When time was running out to buy cigarettes from a machine
Vending machines for smokes were no longer profitable in 1988
When buying cigarettes in 1988, the vending machine was the original self-checkout.
It was convenient: there was never a lineup at a vending machine.
"Smokers who run out can saunter up to their favourite machine unimpeded," said CBC Halifax reporter Phil Forgeron on Jan. 13, 1988.
"And a nicotine renewal is just a handful of quarters away."
14 quarters, to be exact
As the camera showed a buyer's hands feeding coin after coin into a machine that offered up to 14 brands of butts, Forgeron got to the point.
"Fewer smokers are getting their cigarettes from machines," he said.

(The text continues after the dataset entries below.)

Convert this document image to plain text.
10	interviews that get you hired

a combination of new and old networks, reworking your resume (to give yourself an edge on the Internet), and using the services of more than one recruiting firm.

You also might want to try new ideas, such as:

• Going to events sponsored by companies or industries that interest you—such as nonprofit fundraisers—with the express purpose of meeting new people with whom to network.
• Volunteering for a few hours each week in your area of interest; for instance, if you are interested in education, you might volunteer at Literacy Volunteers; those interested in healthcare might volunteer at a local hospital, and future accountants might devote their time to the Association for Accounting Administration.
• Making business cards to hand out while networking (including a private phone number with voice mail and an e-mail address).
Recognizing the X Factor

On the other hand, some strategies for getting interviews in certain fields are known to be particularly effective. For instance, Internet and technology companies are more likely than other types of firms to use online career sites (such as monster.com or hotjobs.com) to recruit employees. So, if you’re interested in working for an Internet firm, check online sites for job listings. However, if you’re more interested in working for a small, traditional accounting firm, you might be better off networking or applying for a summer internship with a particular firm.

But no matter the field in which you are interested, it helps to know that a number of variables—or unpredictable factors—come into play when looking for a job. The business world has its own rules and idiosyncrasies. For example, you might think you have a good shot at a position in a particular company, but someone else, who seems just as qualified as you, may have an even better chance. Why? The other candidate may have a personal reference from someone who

According to Lloyd Dauphinee of Bluenose Vending, unit sales — i.e., individual package sales — were down about 30 per cent.
Cheaper at the store
"The smart smoker — if there is such a thing — is getting supplies by the carton," said the reporter. A carton consisted of eight packs of cigarettes.
A large pack went for under $3 at a store. A small pack, meanwhile, cost $3.50 from a machine.

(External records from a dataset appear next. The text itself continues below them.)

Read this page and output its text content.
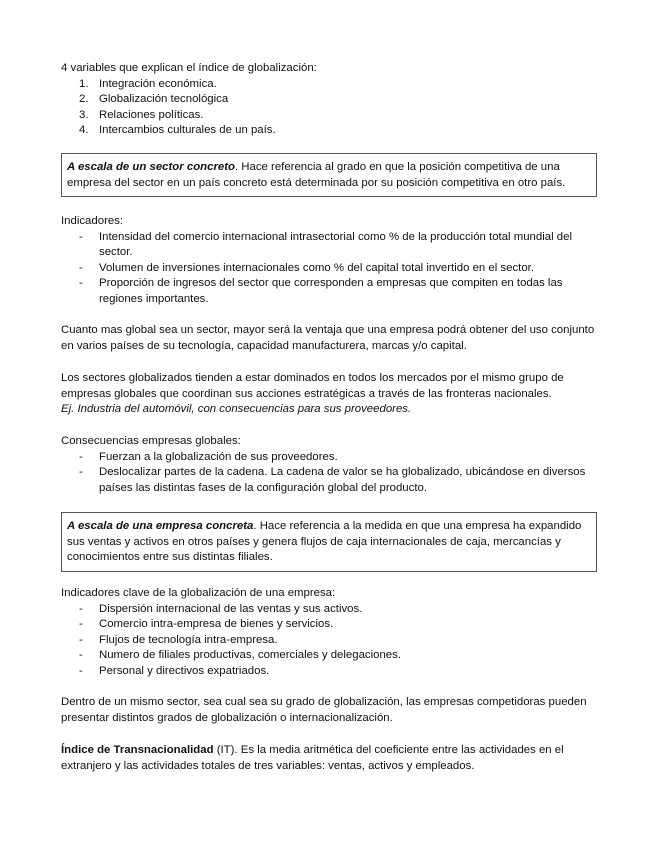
4 variables que explican el índice de globalización:

1. Integración económica.
2. Globalización tecnológica
3. Relaciones políticas.
4. Intercambios culturales de un país.

A escala de un sector concreto. Hace referencia al grado en que la posición competitiva de una empresa del sector en un país concreto está determinada por su posición competitiva en otro país.

Indicadores:

- Intensidad del comercio internacional intrasectorial como % de la producción total mundial del sector.
- Volumen de inversiones internacionales como % del capital total invertido en el sector.
- Proporción de ingresos del sector que corresponden a empresas que compiten en todas las regiones importantes.

Cuanto mas global sea un sector, mayor será la ventaja que una empresa podrá obtener del uso conjunto en varios países de su tecnología, capacidad manufacturera, marcas y/o capital.

Los sectores globalizados tienden a estar dominados en todos los mercados por el mismo grupo de empresas globales que coordinan sus acciones estratégicas a través de las fronteras nacionales.

Ej. Industria del automóvil, con consecuencias para sus proveedores.

Consecuencias empresas globales:

- Fuerzan a la globalización de sus proveedores.
- Deslocalizar partes de la cadena. La cadena de valor se ha globalizado, ubicándose en diversos países las distintas fases de la configuración global del producto.

A escala de una empresa concreta. Hace referencia a la medida en que una empresa ha expandido sus ventas y activos en otros países y genera flujos de caja internacionales de caja, mercancías y conocimientos entre sus distintas filiales.

Indicadores clave de la globalización de una empresa:

- Dispersión internacional de las ventas y sus activos.
- Comercio intra-empresa de bienes y servicios.
- Flujos de tecnología intra-empresa.
- Numero de filiales productivas, comerciales y delegaciones.
- Personal y directivos expatriados.

Dentro de un mismo sector, sea cual sea su grado de globalización, las empresas competidoras pueden presentar distintos grados de globalización o internacionalización.

Índice de Transnacionalidad (IT). Es la media aritmética del coeficiente entre las actividades en el extranjero y las actividades totales de tres variables: ventas, activos y empleados.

"The cigarette vending machines will be ... as time goes on, replaced [by] other merchandise machines," said Dauphinee.
Some vending companies' machines couldn't be adapted to accept the new dollar coin. Converting them just wasn't worth the money it would cost.
'Super mailboxes, move over'
For one company, the decline in vending-machine profitably had spurred innovation.
"Super mailboxes, move over," said Forgeron. "There's supervendor coming."
The camera showed a machine in which cigarette brands including duMaurier, Export A and Player's shared space with Hostess chips, Hawkins Cheezies and Caramilk chocolate bars.
"A few cigarettes, some candy bars, chips, cheesies. A little crunch to go with the cough."
According to the Globe and Mail, the Nova Scotia government announced its intention to ban cigarette vending machines in September 1993.